= Ernoul Caupain =

Ernoul Caupain was a trouvère, probably active in the mid-thirteenth century. Two pastourelles, a chanson courtoise, and a religious poem have survived of his work, although one of the pastourelles has conflicting attributions in the two sources and probably is not his. His works are only transmitted in the trouvère chansonniers M and T. Gustav Gröber suggested that he was the same person as the Copin who judged a jeu parti between members of the literary circle flourishing in and around Arras.
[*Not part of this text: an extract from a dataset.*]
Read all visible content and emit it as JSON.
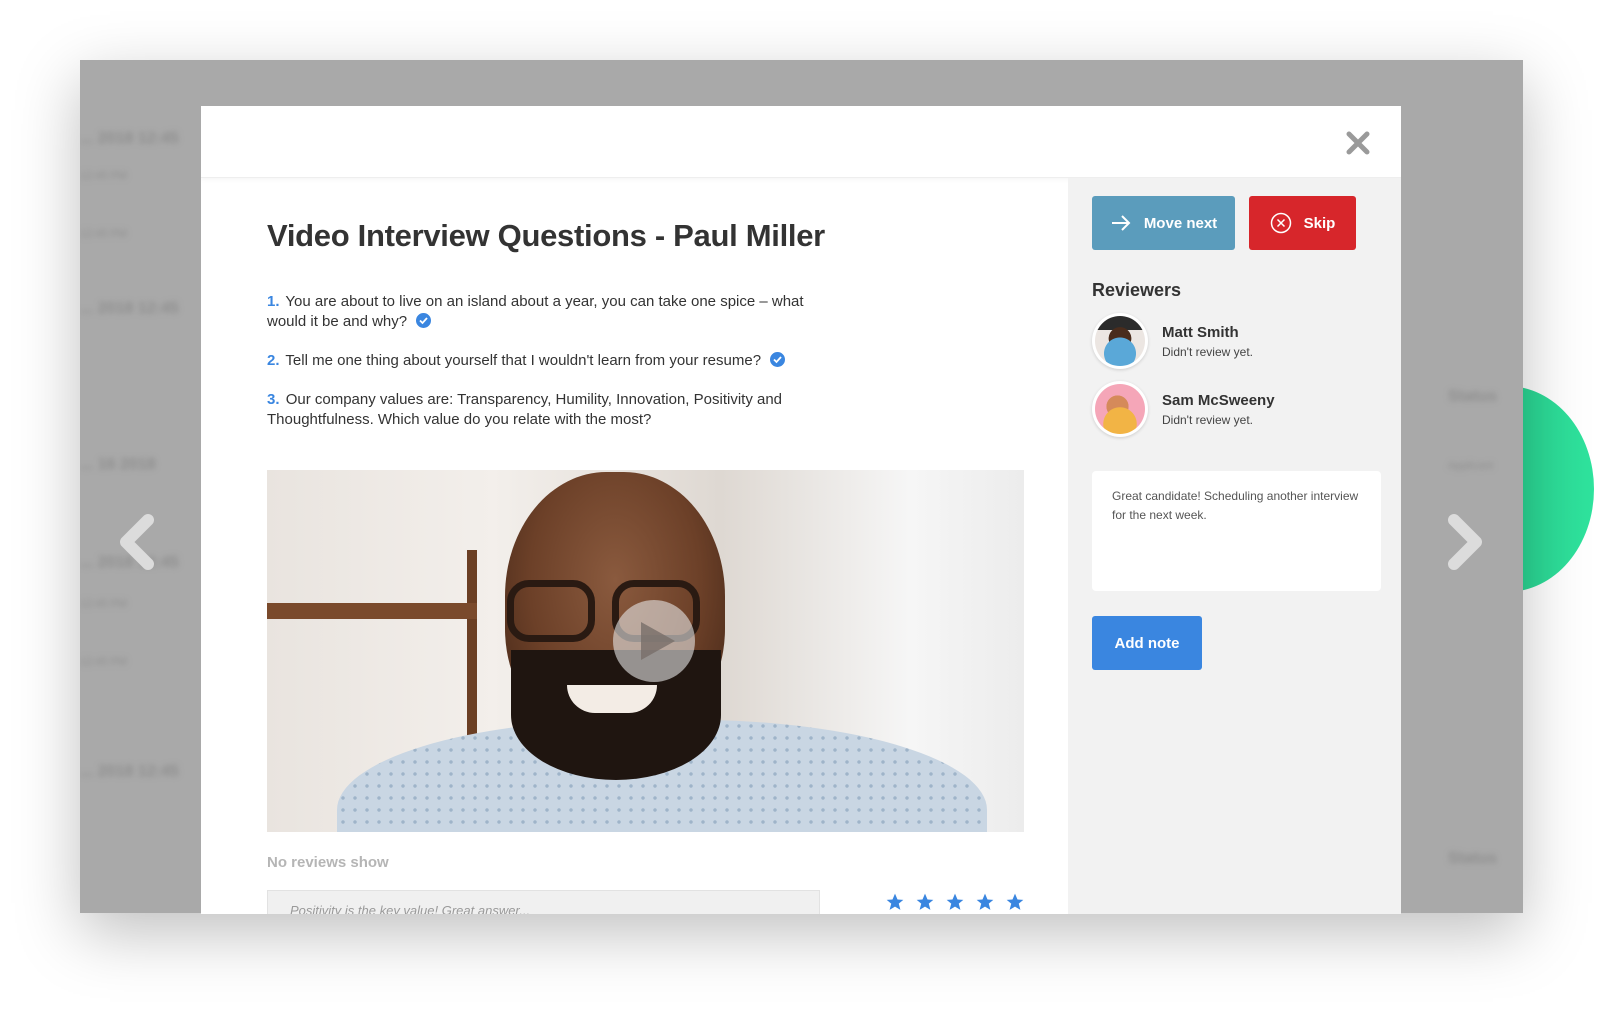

Ernoul's poems have relatively long strophes of eleven, twelve, or fifteen lines. He typically uses octosyllables mixed with hexa- or heptasyllabic lines. They are written in what was later termed bar form, a designation from the Meistersinger repertoire. In trouvère studies, this form is usually referred to as pedes-cum-cauda form and expressed as ABABX rather than the AAB of bar form.

==List of works==
- De l'amour celi sui espris (RS1544; religious song) copied with musical notation in TrouvT (F-Pn fr.12615), starting on f.44r and in TrouvM (F-Pn fr.844), with musical notation, starting on f.172r.
- Entre Godefroi et Robin (RS1377; pastourelle with multiple refrains) copied with musical notation in TrouvT, starting on f.78v.
- Ier main pensis chevauchai (RS73; pastourelle with multiple refrains) copied with musical notation in TrouvT, starting on f.44v and in TrouvM with musical notation, starting on f.99v but ascribed to 'baudes de la kakerie' (i.e. [Baude de la Quariere].
- Quant j'oi chanter ces oiseillons (RS1909; chanson) copied with musical notation in TrouvT, starting on f.78r, and with a different melody in TrouvM, starting on f.172v, with musical notation added later.